Destructive Fire in Toronto.

An early morning fire, which broke out near an elevator-shaft on the ground floor of the Rice Lewis & Son’s store at the corner of Victoria and King streets, Toronto, Out., completely gutted the large and handsome 5-story building and its roof, with its costly contents. Chief Thompson turned in a general alarm, as, when the fire department arrived on the spot, the flames were very fierce. After they started at the elevatorshaft, they reached up it as in a flue, spreading into each floor as they went, and mushrooming at the roof till they burned through it. On the ground floor was a very large stock of paints and oils, which, of course, burned fiercely. The flames were breaking out from the windows on both sides, and the smoke was very dense and suffocating. To the south of the premises was the retail department; to the north, the wholesale, which was fortunately separated from the other by a substantial fire-wall, with fire-resisting firedoors, behind which was a large stock of cartridges and gunpowder. Seven lines of hose were laid in Victoria street, and seven more in King street, and the two aerial trucks were successfully utilised in Victoria street. On that street a lane divides the building, and that was of great service to the firemen in their operations. The fire was a quick one, and within an hour and a half the roof fell, thereby aiding the firemen who were operating on the fourth floor and were more than hampered by the suffocating smoke. The fire was fought from the roof of the north part of the building-that in which were stored the explosives, from the adjoining roofs and with the additional help of a length of hose from the Permanent Loan company’s building.

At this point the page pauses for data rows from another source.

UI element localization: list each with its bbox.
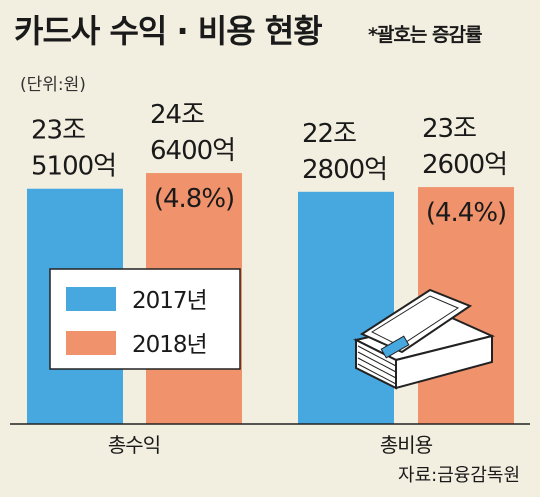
data-label-amount-billion: 2800억: [302, 155, 387, 185]
chart-title: 카드사 수익 · 비용 현황: [14, 12, 323, 50]
data-label-amount-trillion: 23조: [31, 116, 85, 146]
data-label-amount-trillion: 24조: [150, 100, 204, 130]
change-rate-note: *괄호는 증감률: [368, 24, 482, 46]
money-stack-icon: [353, 288, 496, 390]
data-label-amount-billion: 6400억: [150, 136, 235, 166]
data-label-amount-billion: 2600억: [422, 150, 507, 180]
legend-entry-2017: 2017년: [132, 288, 207, 314]
unit-label: (단위:원): [20, 75, 86, 95]
bar-cost-2017: [298, 191, 394, 424]
source-label: 자료:금융감독원: [398, 465, 520, 486]
category-label-cost: 총비용: [380, 433, 433, 457]
data-label-change-rate: (4.4%): [426, 198, 506, 228]
data-label-amount-trillion: 23조: [422, 114, 476, 144]
data-label-amount-billion: 5100억: [31, 152, 116, 182]
data-label-change-rate: (4.8%): [154, 184, 234, 214]
data-label-amount-trillion: 22조: [302, 119, 356, 149]
category-label-revenue: 총수익: [108, 433, 160, 457]
legend-entry-2018: 2018년: [132, 332, 207, 358]
legend-swatch-2018: [66, 331, 116, 355]
legend-swatch-2017: [66, 287, 116, 311]
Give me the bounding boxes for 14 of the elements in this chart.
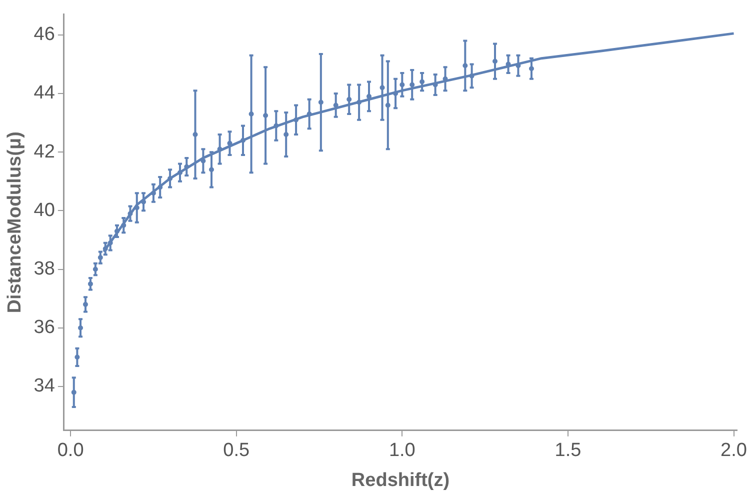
x-tick-label: 1.5 — [554, 440, 582, 462]
y-tick-label: 46 — [34, 24, 55, 46]
y-tick-label: 42 — [34, 141, 55, 162]
x-tick-label: 0.0 — [57, 440, 84, 462]
x-tick-label: 1.0 — [388, 440, 416, 462]
y-tick-label: 44 — [34, 82, 56, 104]
y-tick-label: 40 — [34, 200, 55, 221]
x-tick-label: 0.5 — [223, 440, 250, 462]
y-tick-label: 34 — [34, 376, 56, 397]
x-axis-title: Redshift(z) — [351, 470, 450, 491]
y-tick-label: 36 — [34, 317, 55, 338]
y-axis-title: DistanceModulus(μ) — [4, 132, 26, 314]
x-tick-label: 2.0 — [720, 440, 747, 462]
y-tick-label: 38 — [34, 258, 55, 280]
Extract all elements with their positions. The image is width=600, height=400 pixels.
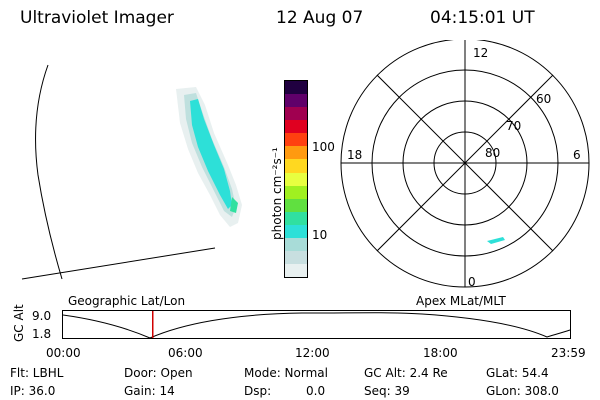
glon-readout: GLon: 308.0 (486, 384, 559, 398)
polar-emission-region (487, 237, 505, 244)
timeline-plot (62, 310, 571, 339)
geographic-limb-line (35, 64, 63, 280)
colorbar-band-11 (285, 120, 307, 134)
door-readout: Door: Open (124, 366, 193, 380)
app-title: Ultraviolet Imager (20, 8, 174, 28)
dsp-label: Dsp: (244, 384, 272, 398)
colorbar-band-5 (285, 198, 307, 212)
timeline-xtick-1800: 18:00 (423, 346, 458, 360)
timeline-left-caption: Geographic Lat/Lon (68, 294, 186, 308)
mlt-label-12: 12 (473, 46, 488, 60)
colorbar-band-1 (285, 250, 307, 264)
glat-readout: GLat: 54.4 (486, 366, 549, 380)
colorbar (284, 80, 308, 278)
colorbar-band-6 (285, 185, 307, 199)
colorbar-band-2 (285, 237, 307, 251)
colorbar-tick-10: 10 (312, 228, 328, 242)
colorbar-band-8 (285, 159, 307, 173)
ip-readout: IP: 36.0 (10, 384, 56, 398)
mlat-label-60: 60 (536, 92, 551, 106)
auroral-emission-region (176, 87, 242, 227)
mlt-label-0: 0 (468, 275, 476, 289)
mode-readout: Mode: Normal (244, 366, 328, 380)
time-label: 04:15:01 UT (430, 8, 535, 28)
timeline-ytick-1-8: 1.8 (32, 327, 52, 341)
dsp-value: 0.0 (306, 384, 326, 398)
mlt-label-18: 18 (347, 148, 362, 162)
gc-alt-readout: GC Alt: 2.4 Re (364, 366, 448, 380)
timeline-xtick-0600: 06:00 (168, 346, 203, 360)
colorbar-band-7 (285, 172, 307, 186)
timeline-right-caption: Apex MLat/MLT (416, 294, 506, 308)
mlt-label-6: 6 (573, 148, 581, 162)
gain-readout: Gain: 14 (124, 384, 175, 398)
geographic-horizon-line (21, 247, 216, 280)
orbit-altitude-curve (62, 312, 571, 339)
colorbar-band-13 (285, 94, 307, 108)
colorbar-unit-label: photon cm⁻²s⁻¹ (270, 147, 284, 240)
geographic-image-panel (21, 64, 242, 280)
polar-plot: 12 18 6 0 60 70 80 (340, 40, 590, 289)
colorbar-band-3 (285, 224, 307, 238)
mlat-label-80: 80 (485, 146, 500, 160)
colorbar-tick-100: 100 (312, 140, 335, 154)
timeline-ytick-9: 9.0 (32, 309, 52, 323)
colorbar-band-14 (285, 81, 307, 95)
timeline-xtick-2359: 23:59 (551, 346, 586, 360)
colorbar-band-4 (285, 211, 307, 225)
timeline-xtick-0000: 00:00 (46, 346, 81, 360)
mlat-label-70: 70 (506, 119, 521, 133)
filter-readout: Flt: LBHL (10, 366, 64, 380)
timeline-ylabel: GC Alt (12, 304, 26, 342)
timeline-xtick-1200: 12:00 (295, 346, 330, 360)
colorbar-band-10 (285, 133, 307, 147)
colorbar-band-12 (285, 107, 307, 121)
date-label: 12 Aug 07 (276, 8, 364, 28)
polar-meridian-diag2 (376, 74, 554, 252)
seq-readout: Seq: 39 (364, 384, 410, 398)
colorbar-band-9 (285, 146, 307, 160)
timeline-frame (62, 310, 571, 339)
colorbar-band-0 (285, 263, 307, 277)
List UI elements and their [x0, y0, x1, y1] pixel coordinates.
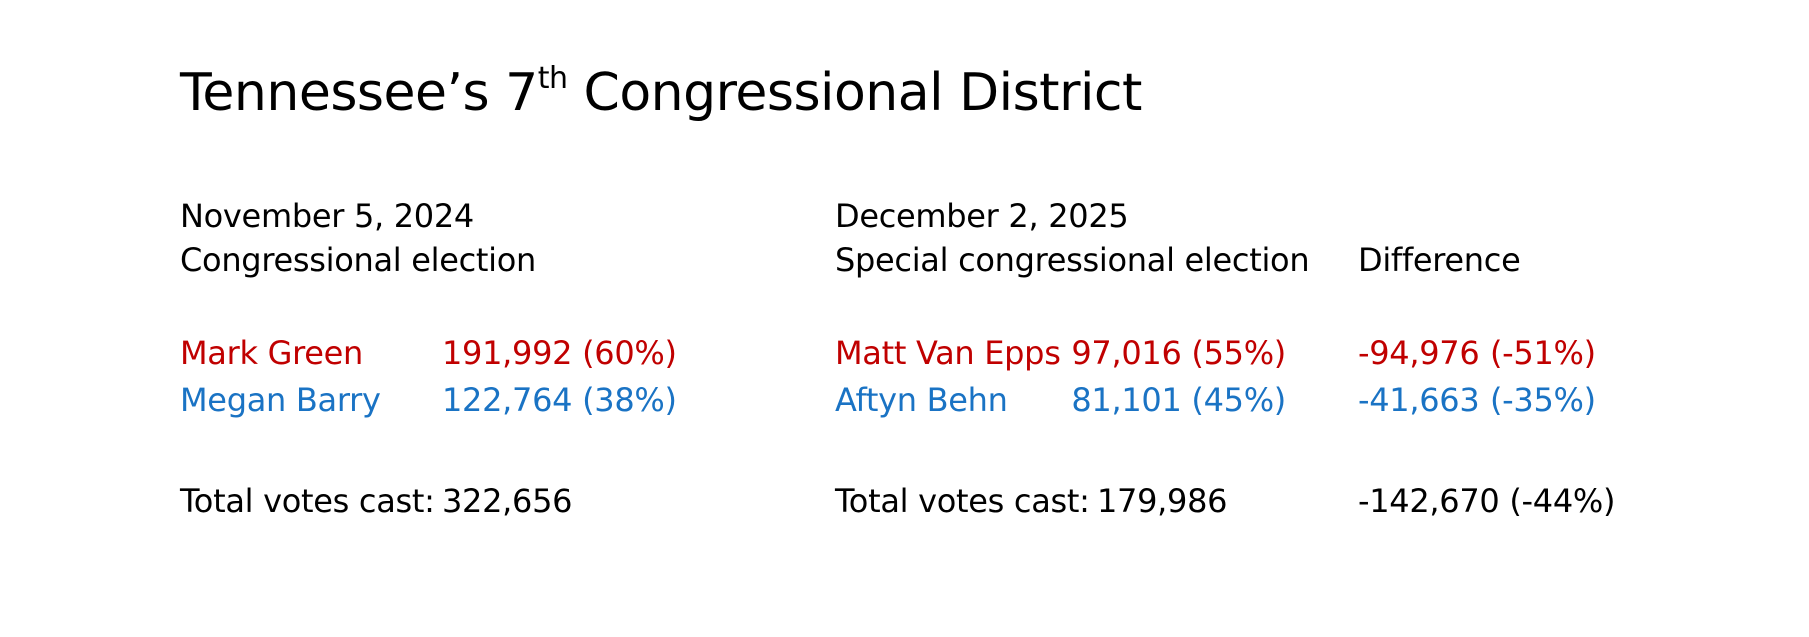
page-title: Tennessee’s 7th Congressional District [180, 61, 1143, 124]
total-2024-label: Total votes cast: [180, 482, 435, 520]
election-2024-name: Congressional election [180, 241, 536, 279]
title-superscript: th [537, 61, 568, 96]
difference-dem-value: -41,663 [1358, 381, 1480, 419]
title-suffix: Congressional District [567, 63, 1143, 123]
difference-total: -142,670 (-44%) [1358, 482, 1616, 520]
candidate-2025-rep-result: 97,016 (55%) [1071, 334, 1286, 372]
candidate-2024-rep-name: Mark Green [180, 334, 363, 372]
total-2025-label: Total votes cast: [835, 482, 1090, 520]
candidate-2025-dem-name: Aftyn Behn [835, 381, 1008, 419]
total-2024-value: 322,656 [442, 482, 573, 520]
candidate-2024-dem-result: 122,764 (38%) [442, 381, 677, 419]
difference-rep-percent: (-51%) [1490, 334, 1596, 372]
candidate-2025-rep-name: Matt Van Epps [835, 334, 1061, 372]
difference-header: Difference [1358, 241, 1521, 279]
total-2025-value: 179,986 [1097, 482, 1228, 520]
difference-rep-value: -94,976 [1358, 334, 1480, 372]
candidate-2024-rep-result: 191,992 (60%) [442, 334, 677, 372]
title-text: Tennessee’s 7 [180, 63, 538, 123]
candidate-2025-dem-result: 81,101 (45%) [1071, 381, 1286, 419]
difference-dem-percent: (-35%) [1490, 381, 1596, 419]
election-2025-name: Special congressional election [835, 241, 1310, 279]
election-2024-date: November 5, 2024 [180, 197, 474, 235]
candidate-2024-dem-name: Megan Barry [180, 381, 381, 419]
election-2025-date: December 2, 2025 [835, 197, 1129, 235]
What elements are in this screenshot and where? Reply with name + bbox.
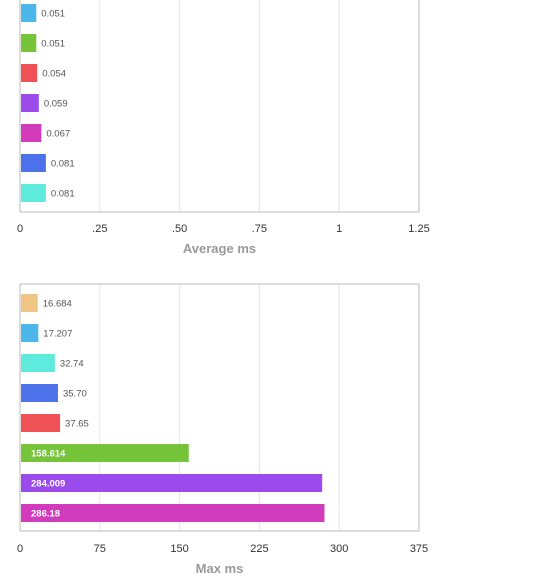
chart2-tick-label: 375 [410,543,428,555]
chart2-bar [21,324,39,342]
chart1-bar-value-label: 0.054 [42,69,66,80]
chart2-bar [21,384,58,402]
chart2-bar-value-label: 284.009 [31,479,65,490]
chart1-bar [21,184,46,202]
chart2-bar [21,504,325,522]
chart1-tick-label: 1 [336,223,342,235]
chart2-bar-value-label: 32.74 [60,359,84,370]
chart2-bar-value-label: 35.70 [63,389,87,400]
chart2-bar [21,354,55,372]
chart1-bar [21,4,37,22]
chart1-bar-value-label: 0.051 [41,39,65,50]
chart2-tick-label: 150 [170,543,188,555]
chart1-bar [21,94,39,112]
chart1-bar [21,64,38,82]
chart1-tick-label: .25 [92,223,107,235]
chart1-tick-label: 1.25 [408,223,429,235]
chart1-bar-value-label: 0.051 [41,9,65,20]
chart2-bar [21,414,61,432]
chart1-tick-label: .50 [172,223,187,235]
chart1-bar-value-label: 0.059 [44,99,68,110]
chart1-bar-value-label: 0.067 [46,129,70,140]
chart2-tick-label: 0 [17,543,23,555]
chart2-tick-label: 75 [94,543,106,555]
chart2-x-axis-title: Max ms [196,561,244,576]
chart2-bar [21,294,38,312]
chart2-tick-label: 225 [250,543,268,555]
chart1-tick-label: .75 [252,223,267,235]
chart2-tick-label: 300 [330,543,348,555]
chart1-bar-value-label: 0.081 [51,159,75,170]
chart1-bar [21,124,42,142]
chart1-bar [21,34,37,52]
chart1-bar [21,154,46,172]
chart2-bar-value-label: 17.207 [43,329,72,340]
chart2-bar-value-label: 16.684 [43,299,72,310]
chart1-bar-value-label: 0.081 [51,189,75,200]
chart1-tick-label: 0 [17,223,23,235]
chart2-bar-value-label: 37.65 [65,419,89,430]
chart1-x-axis-title: Average ms [183,241,256,256]
chart2-bar [21,474,323,492]
chart2-bar-value-label: 286.18 [31,509,60,520]
chart2-bar [21,444,189,462]
chart2-bar-value-label: 158.614 [31,449,66,460]
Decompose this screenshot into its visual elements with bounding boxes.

In the dividing alley the firemen kept a water curtain constantly “up” between the two divisions of the burning building. The streams thus thrown from each of the five floors, from the aerial trucks and from the ground, forced the flames back south to King street, where they were got under control after a fight of one hour and forty-five minutes. The stout fire-walls and fireproof doors closed off the northern division, and the good work of the firemen on the three sides of the building saved that portion of the firm’s property and averted a disastrous explosion from the stored gunpowder and cartridges. The loss was about $175,000 out of an insurance of close upon $450,000.